I'm trying to reshape a dataframe to get it into a more usable structure for graphing and right now what I've been doing is reshaping the df using iterrows or itertuples, following What is the most efficient way to loop through dataframes with pandas?
Below is a overly simplified dataset, but the real dataset will have tens of thousands of more rows.
group subtopic code
fruit grapes 110A
fruit apple 110B
meat pork 220A
meat chicken 220B
meat duck 220C
vegetable lettuce 300A
vegetable tomato 310A
vegetable asparagus 320A
Basically, I want to create a new column ("code2") based on whether column ("code") shares the same value in column "group".

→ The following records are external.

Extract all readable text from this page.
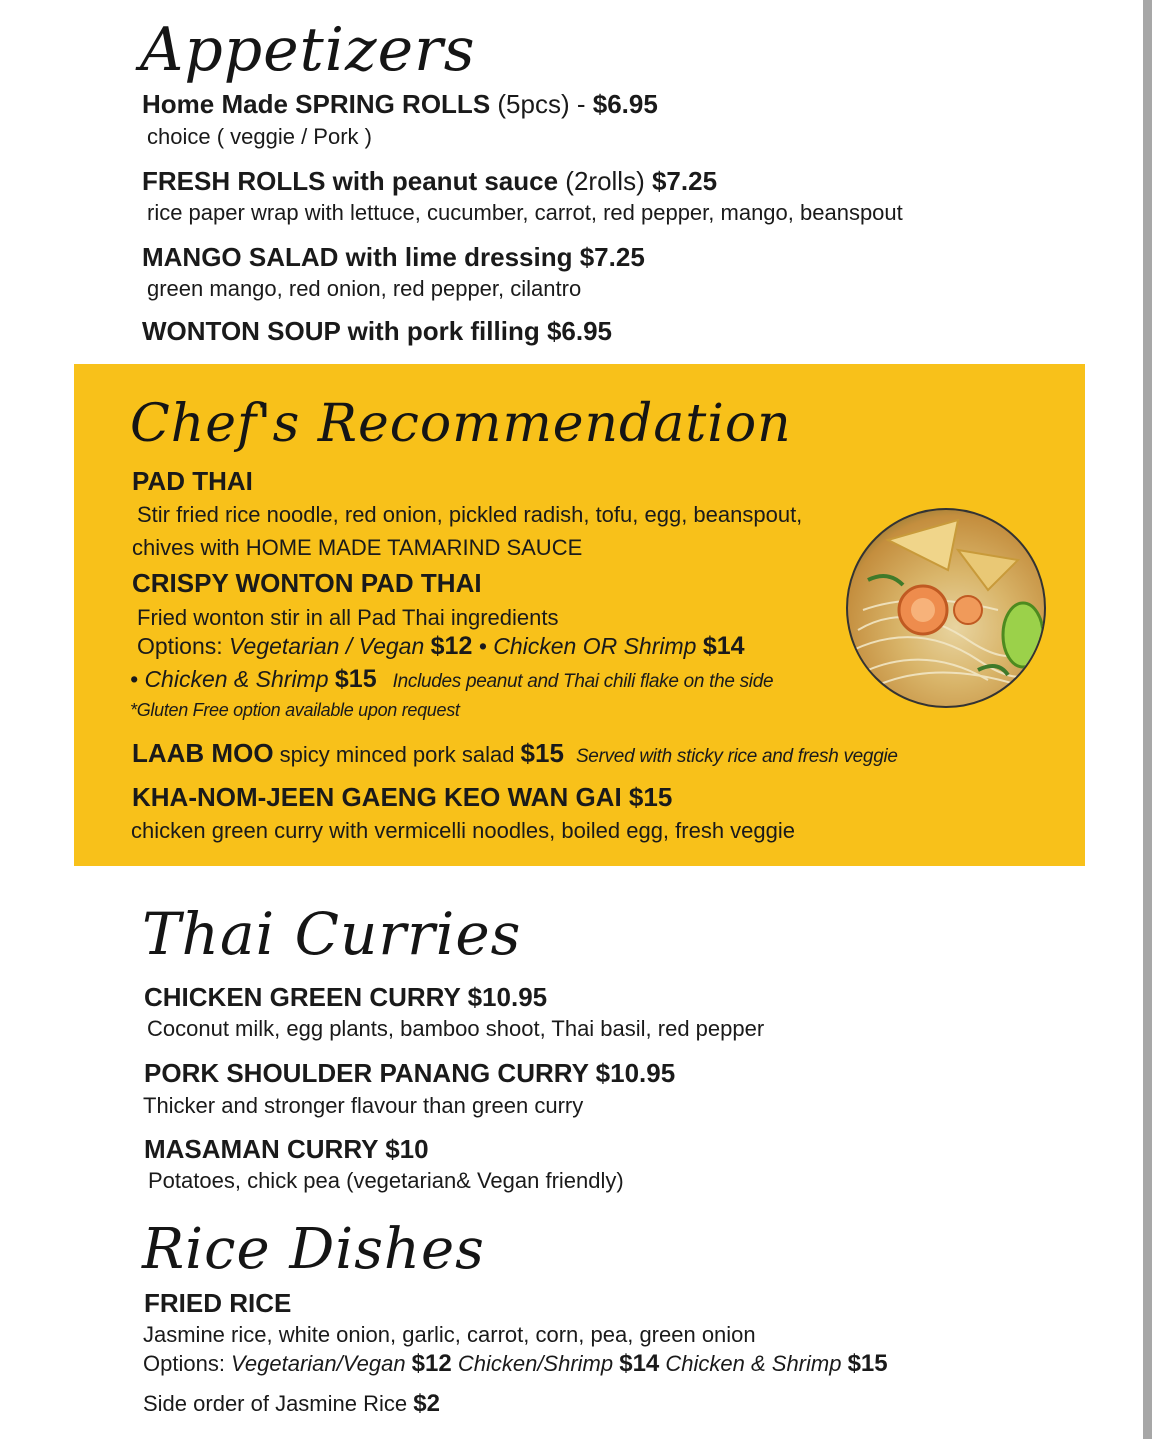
Appetizers
Home Made SPRING ROLLS (5pcs) - $6.95
choice ( veggie / Pork )
FRESH ROLLS with peanut sauce (2rolls) $7.25
rice paper wrap with lettuce, cucumber, carrot, red pepper, mango, beanspout
MANGO SALAD with lime dressing $7.25
green mango, red onion, red pepper, cilantro
WONTON SOUP with pork filling $6.95
Chef's Recommendation
PAD THAI
Stir fried rice noodle, red onion, pickled radish, tofu, egg, beanspout,
chives with HOME MADE TAMARIND SAUCE
CRISPY WONTON PAD THAI
Fried wonton stir in all Pad Thai ingredients
Options: Vegetarian / Vegan $12 • Chicken OR Shrimp $14
• Chicken & Shrimp $15 Includes peanut and Thai chili flake on the side
*Gluten Free option available upon request
LAAB MOO spicy minced pork salad $15 Served with sticky rice and fresh veggie
KHA-NOM-JEEN GAENG KEO WAN GAI $15
chicken green curry with vermicelli noodles, boiled egg, fresh veggie
Thai Curries
CHICKEN GREEN CURRY $10.95
Coconut milk, egg plants, bamboo shoot, Thai basil, red pepper
PORK SHOULDER PANANG CURRY $10.95
Thicker and stronger flavour than green curry
MASAMAN CURRY $10
Potatoes, chick pea (vegetarian& Vegan friendly)
Rice Dishes
FRIED RICE
Jasmine rice, white onion, garlic, carrot, corn, pea, green onion
Options: Vegetarian/Vegan $12 Chicken/Shrimp $14 Chicken & Shrimp $15
Side order of Jasmine Rice $2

I tried running the following code:
df = pd.read_excel(file1, sheetname = 'Sheet3')
def reshape_iterrows(df):
reshape = []
for i, j, in df.iterrows():
for _, k in df.iterrows():
if (j['code'] == k['code']):
pass
elif j['group'] == 'nan':
reshape.append({'code1':j['code'],
'code2': j['code'],
'group': 'None'})
elif (j['group'] == k['group']):
reshape.append({'code1': j['code'],
'code2': k['code'],
'group': j['group']})
else:
pass
return reshape
reshape_iterrows(df)
or using itertuples:
def reshape_iterrows(df):
reshape = []
for row1 df.itertuples():
for row2 in df.itertuples():
if (row1[3] == row2[3]):
pass
elif row1[1] == 'nan':
reshape.append({'code1':row1[3],
'code2': row1[3],
'group': 'None'})
elif (row1[1] == row2[1]):
reshape.append({'code1': row1[3],
'code2': row2[3],
'group': row1[1]})
else:
pass
return reshape
I pass reshape to pd.DataFrame() and the expected output is below, which I then use the code1 and code2 columns as the source and target parameters within nx.from_pandas_edgelist to generate a graph.
code1 code2 group
0 110A 110B fruit
1 110B 110A fruit
2 220A 220B meat
3 220A 220C meat
4 220B 220A meat
5 220B 220C meat
6 220C 220A meat
7 220C 220B meat
8 300A 300B vegetable
9 300A 300C vegetable
10 300B 300A vegetable
11 300B 300C vegetable
12 300C 300A vegetable
13 300C 300B vegetable
Like others I'm interested in finding a more efficient way to iterate perhaps using Numpy's boolean operations? Looking for guidance on how I would approach getting the same result using vectorized/array operations.
Thanks!